Gastroesophageal reflux disease or GERD involves the backflow of stomach acid into the esophagus, with heartburn as the most frequently described symptom. Laryngopharyngeal reflux or LPR results if the stomach acid reaches the throat.


Hoarseness refers to changes in the voice that make it sound gravelly, faint, raspy, or scratchy. There are many potential causes such as infection, smoking, overuse of the voice, laryngopharyngeal reflux, and cancer, so it’s important to seek medical treatment if symptoms persist.

Swallowing Trouble

Difficulty swallowing solids and liquids can sometimes be a side effect of neurological injuries such as a stroke or brain tumor but can also be common among other conditions. If you’ve had a laryngectomy, head or neck surgery, vocal cord nodules, or cochlear implants and can’t swallow food or drink as easily as before, rehabilitative therapy can help.
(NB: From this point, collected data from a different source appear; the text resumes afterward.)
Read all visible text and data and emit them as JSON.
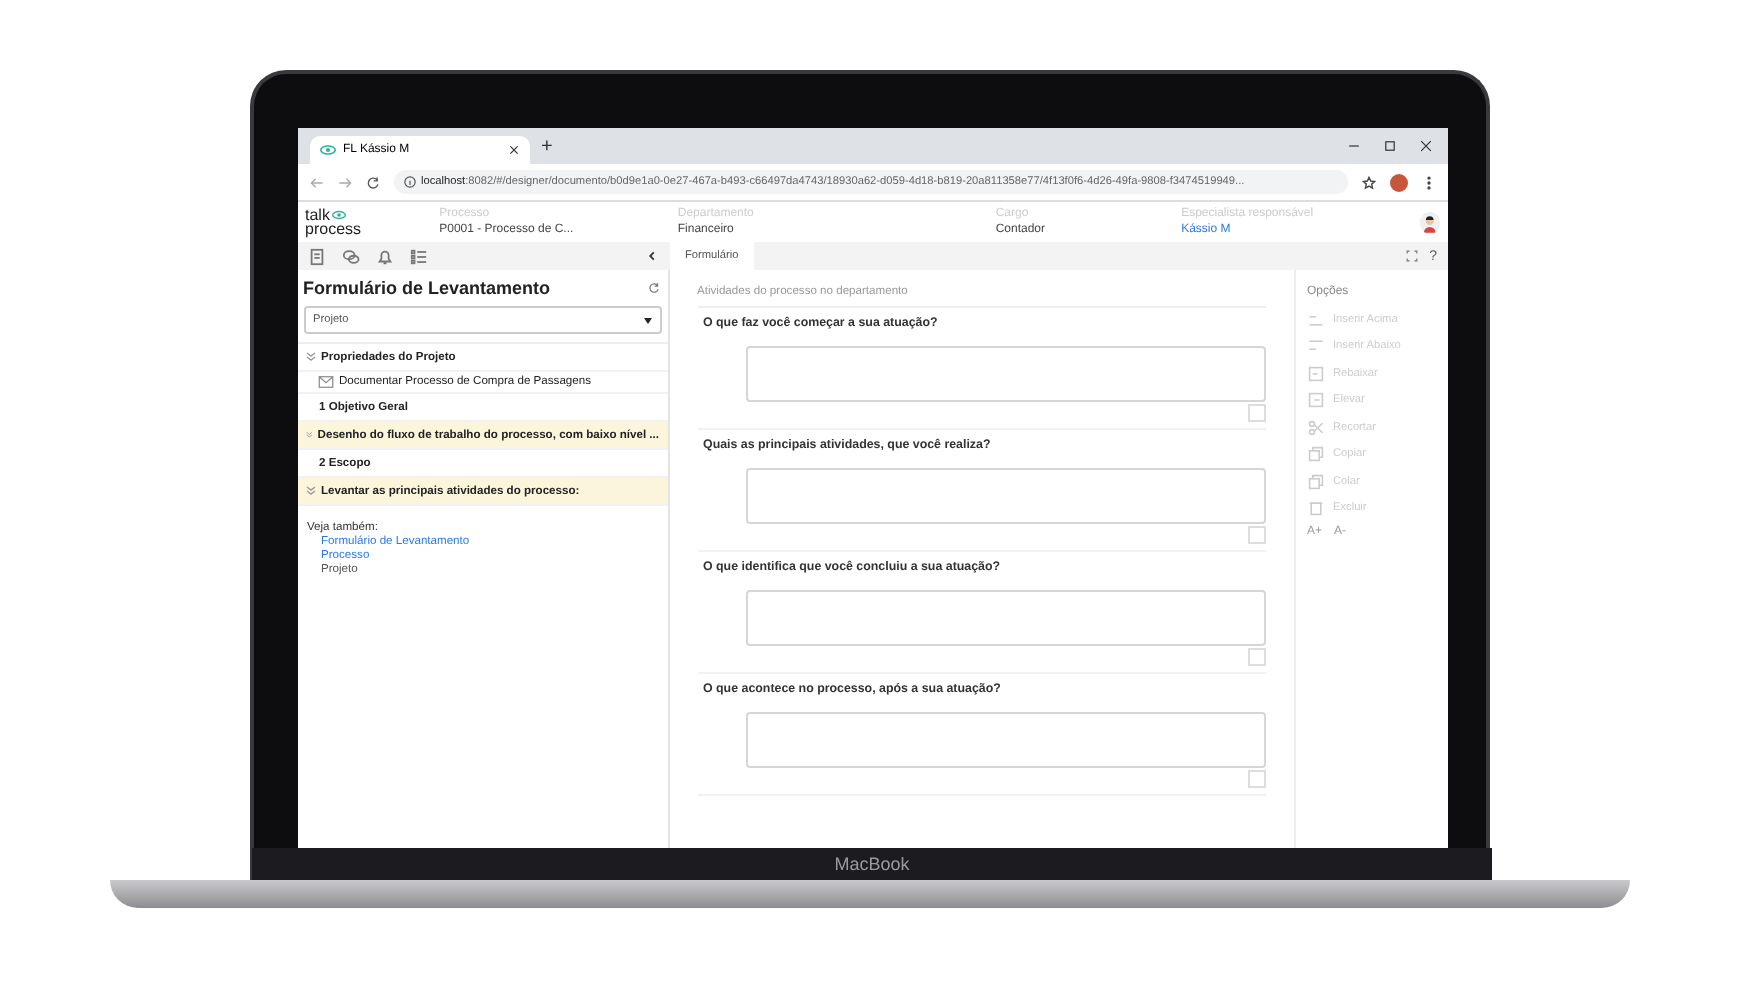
{
  "device": {
    "label": "MacBook"
  },
  "browser": {
    "tab_title": "FL Kássio M",
    "new_tab": "+",
    "url_host": "localhost",
    "url_rest": ":8082/#/designer/documento/b0d9e1a0-0e27-467a-b493-c66497da4743/18930a62-d059-4d18-b819-20a811358e77/4f13f0f6-4d26-49fa-9808-f3474519949..."
  },
  "header": {
    "logo_top": "talk",
    "logo_bottom": "process",
    "fields": [
      {
        "label": "Processo",
        "value": "P0001 - Processo de C...",
        "kind": "text"
      },
      {
        "label": "Departamento",
        "value": "Financeiro",
        "kind": "text"
      },
      {
        "label": "Cargo",
        "value": "Contador",
        "kind": "text"
      },
      {
        "label": "Especialista responsável",
        "value": "Kássio M",
        "kind": "link"
      }
    ]
  },
  "toolbar": {
    "tabs": [
      {
        "label": "Formulário",
        "selected": true
      }
    ],
    "help": "?"
  },
  "sidebar": {
    "title": "Formulário de Levantamento",
    "select": "Projeto",
    "items": [
      {
        "kind": "section",
        "label": "Propriedades do Projeto",
        "expanded": true,
        "highlighted": false,
        "children": [
          {
            "kind": "doc",
            "label": "Documentar Processo de Compra de Passagens"
          }
        ]
      },
      {
        "kind": "item",
        "label": "1 Objetivo Geral"
      },
      {
        "kind": "section",
        "label": "Desenho do fluxo de trabalho do processo, com baixo nível ...",
        "expanded": true,
        "highlighted": true
      },
      {
        "kind": "item",
        "label": "2 Escopo"
      },
      {
        "kind": "section",
        "label": "Levantar as principais atividades do processo:",
        "expanded": true,
        "highlighted": true
      }
    ],
    "see_also": {
      "label": "Veja também:",
      "links": [
        {
          "label": "Formulário de Levantamento",
          "kind": "link"
        },
        {
          "label": "Processo",
          "kind": "link"
        },
        {
          "label": "Projeto",
          "kind": "text"
        }
      ]
    }
  },
  "form": {
    "subtitle": "Atividades do processo no departamento",
    "questions": [
      "O que faz você começar a sua atuação?",
      "Quais as principais atividades, que você realiza?",
      "O que identifica que você concluiu a sua atuação?",
      "O que acontece no processo, após a sua atuação?"
    ]
  },
  "options": {
    "title": "Opções",
    "items": [
      {
        "kind": "insert-above",
        "label": "Inserir Acima",
        "disabled": true
      },
      {
        "kind": "insert-below",
        "label": "Inserir Abaixo",
        "disabled": true
      },
      {
        "kind": "demote",
        "label": "Rebaixar",
        "disabled": true
      },
      {
        "kind": "promote",
        "label": "Elevar",
        "disabled": true
      },
      {
        "kind": "cut",
        "label": "Recortar",
        "disabled": true
      },
      {
        "kind": "copy",
        "label": "Copiar",
        "disabled": true
      },
      {
        "kind": "paste",
        "label": "Colar",
        "disabled": true
      },
      {
        "kind": "delete",
        "label": "Excluir",
        "disabled": true
      }
    ],
    "font_buttons": [
      "A+",
      "A-"
    ]
  }
}
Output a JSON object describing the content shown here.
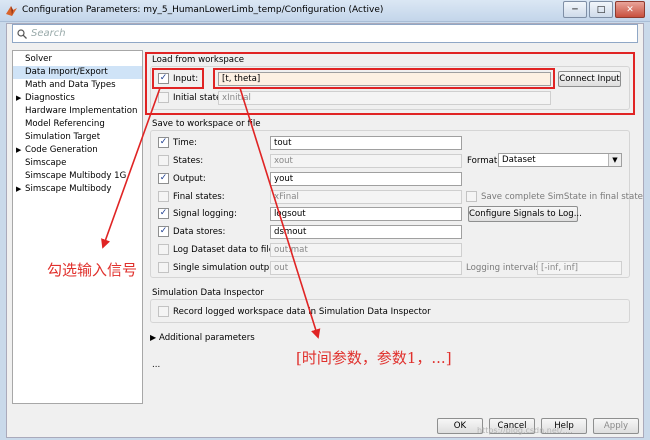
{
  "window": {
    "title": "Configuration Parameters: my_5_HumanLowerLimb_temp/Configuration (Active)",
    "minimize_glyph": "─",
    "maximize_glyph": "□",
    "close_glyph": "✕"
  },
  "search": {
    "placeholder": "Search"
  },
  "sidebar": {
    "items": [
      {
        "label": "Solver",
        "expandable": false,
        "selected": false
      },
      {
        "label": "Data Import/Export",
        "expandable": false,
        "selected": true
      },
      {
        "label": "Math and Data Types",
        "expandable": false,
        "selected": false
      },
      {
        "label": "Diagnostics",
        "expandable": true,
        "selected": false
      },
      {
        "label": "Hardware Implementation",
        "expandable": false,
        "selected": false
      },
      {
        "label": "Model Referencing",
        "expandable": false,
        "selected": false
      },
      {
        "label": "Simulation Target",
        "expandable": false,
        "selected": false
      },
      {
        "label": "Code Generation",
        "expandable": true,
        "selected": false
      },
      {
        "label": "Simscape",
        "expandable": false,
        "selected": false
      },
      {
        "label": "Simscape Multibody 1G",
        "expandable": false,
        "selected": false
      },
      {
        "label": "Simscape Multibody",
        "expandable": true,
        "selected": false
      }
    ]
  },
  "load": {
    "title": "Load from workspace",
    "input_label": "Input:",
    "input_checked": true,
    "input_value": "[t, theta]",
    "connect_button": "Connect Input",
    "initial_state_label": "Initial state:",
    "initial_state_checked": false,
    "initial_state_value": "xInitial"
  },
  "save": {
    "title": "Save to workspace or file",
    "time_label": "Time:",
    "time_value": "tout",
    "time_checked": true,
    "states_label": "States:",
    "states_value": "xout",
    "states_checked": false,
    "format_label": "Format:",
    "format_value": "Dataset",
    "output_label": "Output:",
    "output_value": "yout",
    "output_checked": true,
    "final_label": "Final states:",
    "final_value": "xFinal",
    "final_checked": false,
    "complete_label": "Save complete SimState in final state",
    "siglog_label": "Signal logging:",
    "siglog_value": "logsout",
    "siglog_checked": true,
    "configure_button": "Configure Signals to Log...",
    "datastores_label": "Data stores:",
    "datastores_value": "dsmout",
    "datastores_checked": true,
    "logfile_label": "Log Dataset data to file:",
    "logfile_value": "out.mat",
    "logfile_checked": false,
    "single_label": "Single simulation output:",
    "single_value": "out",
    "single_checked": false,
    "interval_label": "Logging intervals:",
    "interval_value": "[-inf, inf]"
  },
  "sdi": {
    "title": "Simulation Data Inspector",
    "record_label": "Record logged workspace data in Simulation Data Inspector",
    "record_checked": false
  },
  "additional_label": "Additional parameters",
  "ellipsis": "...",
  "footer": {
    "ok": "OK",
    "cancel": "Cancel",
    "help": "Help",
    "apply": "Apply",
    "watermark": "https://blog.csdn.net/...."
  },
  "annotations": {
    "check_input": "勾选输入信号",
    "params": "[时间参数，参数1，...]"
  },
  "colors": {
    "annotation": "#e02424",
    "selection": "#cfe3f7",
    "titlebar": "#c3d5ea"
  }
}
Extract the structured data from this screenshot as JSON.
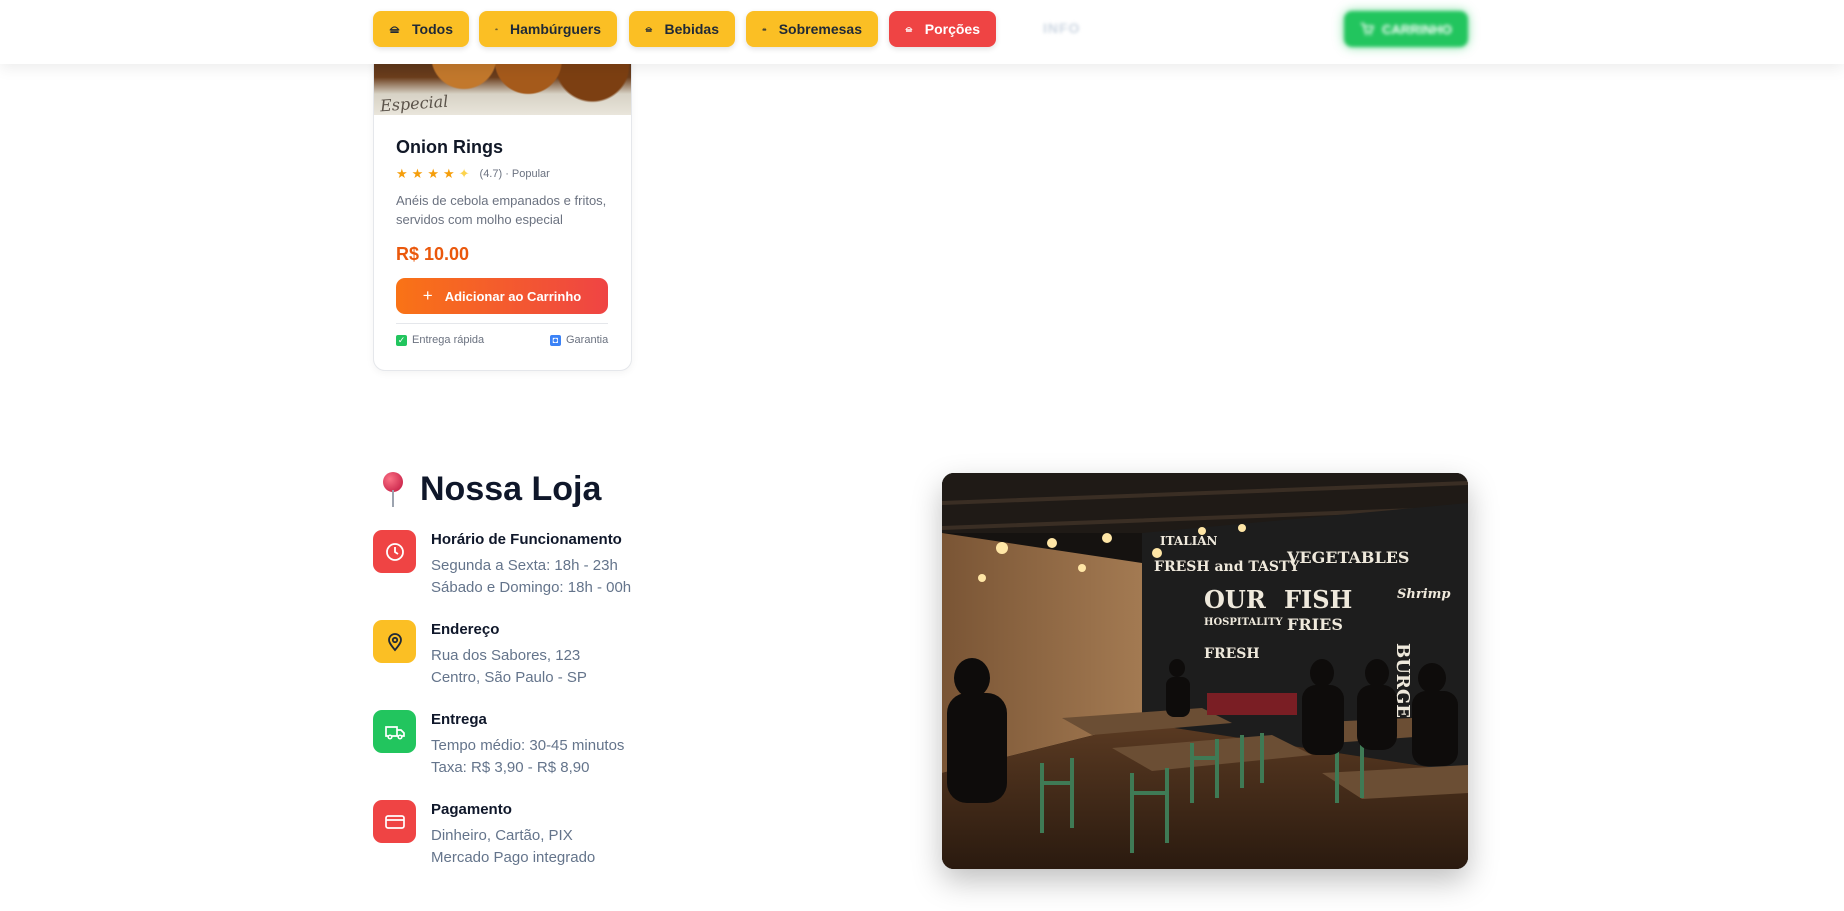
{
  "nav": {
    "categories": [
      {
        "label": "Todos",
        "icon": "burger-icon",
        "color": "#fbbf24"
      },
      {
        "label": "Hambúrguers",
        "icon": "burger-icon",
        "color": "#fbbf24"
      },
      {
        "label": "Bebidas",
        "icon": "burger-icon",
        "color": "#fbbf24"
      },
      {
        "label": "Sobremesas",
        "icon": "burger-icon",
        "color": "#fbbf24"
      },
      {
        "label": "Porções",
        "icon": "burger-icon",
        "color": "#ef4444",
        "active": true
      }
    ],
    "info_label": "INFO",
    "cart_label": "CARRINHO"
  },
  "product": {
    "name": "Onion Rings",
    "rating": 4.7,
    "rating_text": "(4.7) · Popular",
    "description": "Anéis de cebola empanados e fritos, servidos com molho especial",
    "price": "R$ 10.00",
    "add_label": "Adicionar ao Carrinho",
    "features": [
      "Entrega rápida",
      "Garantia"
    ],
    "image_text": "Especial"
  },
  "store": {
    "title": "Nossa Loja",
    "items": [
      {
        "title": "Horário de Funcionamento",
        "lines": [
          "Segunda a Sexta: 18h - 23h",
          "Sábado e Domingo: 18h - 00h"
        ],
        "icon": "clock-icon",
        "color": "#ef4444"
      },
      {
        "title": "Endereço",
        "lines": [
          "Rua dos Sabores, 123",
          "Centro, São Paulo - SP"
        ],
        "icon": "map-pin-icon",
        "color": "#fbbf24"
      },
      {
        "title": "Entrega",
        "lines": [
          "Tempo médio: 30-45 minutos",
          "Taxa: R$ 3,90 - R$ 8,90"
        ],
        "icon": "truck-icon",
        "color": "#22c55e"
      },
      {
        "title": "Pagamento",
        "lines": [
          "Dinheiro, Cartão, PIX",
          "Mercado Pago integrado"
        ],
        "icon": "credit-card-icon",
        "color": "#ef4444"
      }
    ],
    "photo_signs": [
      "ITALIAN",
      "FRESH and TASTY",
      "VEGETABLES",
      "OUR",
      "HOSPITALITY",
      "FISH",
      "FRIES",
      "BURGER",
      "FRESH",
      "Shrimp"
    ]
  },
  "colors": {
    "accent_orange": "#f97316",
    "accent_red": "#ef4444",
    "accent_yellow": "#fbbf24",
    "green": "#22c55e"
  }
}
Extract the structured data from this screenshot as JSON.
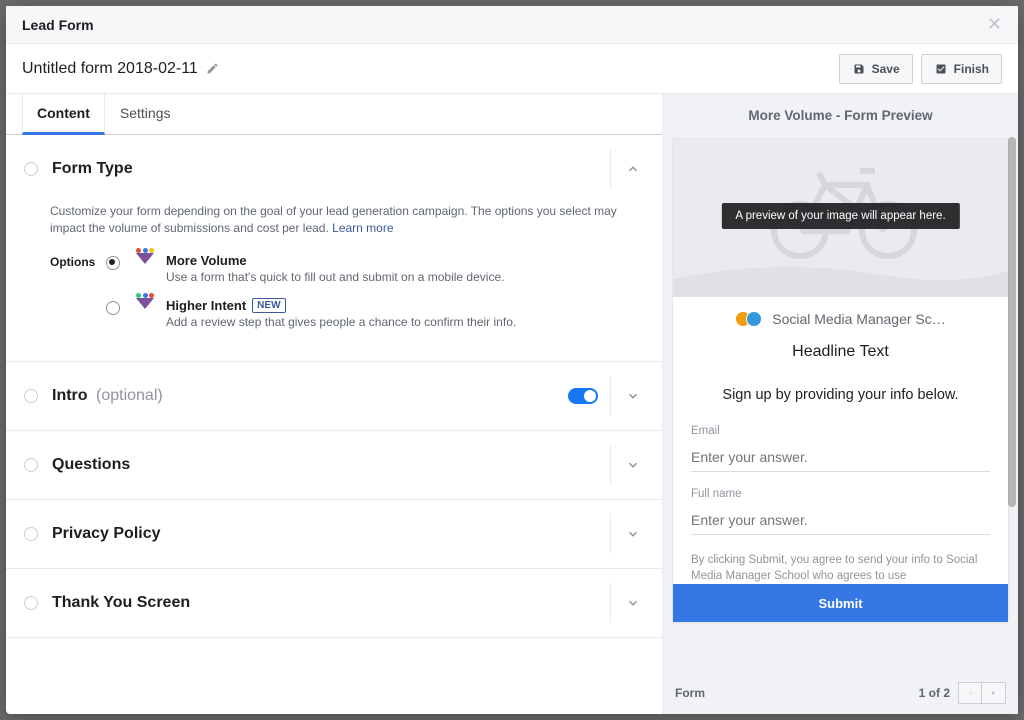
{
  "modal": {
    "title": "Lead Form"
  },
  "header": {
    "form_name": "Untitled form 2018-02-11",
    "save_label": "Save",
    "finish_label": "Finish"
  },
  "tabs": {
    "content": "Content",
    "settings": "Settings"
  },
  "sections": {
    "form_type": {
      "title": "Form Type",
      "desc": "Customize your form depending on the goal of your lead generation campaign. The options you select may impact the volume of submissions and cost per lead. ",
      "learn": "Learn more",
      "options_label": "Options",
      "options": [
        {
          "title": "More Volume",
          "desc": "Use a form that's quick to fill out and submit on a mobile device.",
          "checked": true
        },
        {
          "title": "Higher Intent",
          "badge": "NEW",
          "desc": "Add a review step that gives people a chance to confirm their info.",
          "checked": false
        }
      ]
    },
    "intro": {
      "title": "Intro",
      "optional": "(optional)",
      "toggle_on": true
    },
    "questions": {
      "title": "Questions"
    },
    "privacy": {
      "title": "Privacy Policy"
    },
    "thank_you": {
      "title": "Thank You Screen"
    }
  },
  "preview": {
    "title": "More Volume - Form Preview",
    "image_tooltip": "A preview of your image will appear here.",
    "page_name": "Social Media Manager Sc…",
    "headline": "Headline Text",
    "signup_text": "Sign up by providing your info below.",
    "fields": [
      {
        "label": "Email",
        "placeholder": "Enter your answer."
      },
      {
        "label": "Full name",
        "placeholder": "Enter your answer."
      }
    ],
    "consent": "By clicking Submit, you agree to send your info to Social Media Manager School who agrees to use",
    "submit": "Submit"
  },
  "pager": {
    "label": "Form",
    "info": "1 of 2"
  }
}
Treatments & Procedure Options

Tonsillectomy and Adenoids Post-Op

After a tonsillectomy and adenoidectomy — usually performed to remove chronically problematic tonsils and adenoids — it’s important to control pain, drink plenty of fluids, get bed rest, and go easy on activities for a while. Scabbing and some swelling are normal, but contact the doctor if problems such as a high fever or bleeding occur.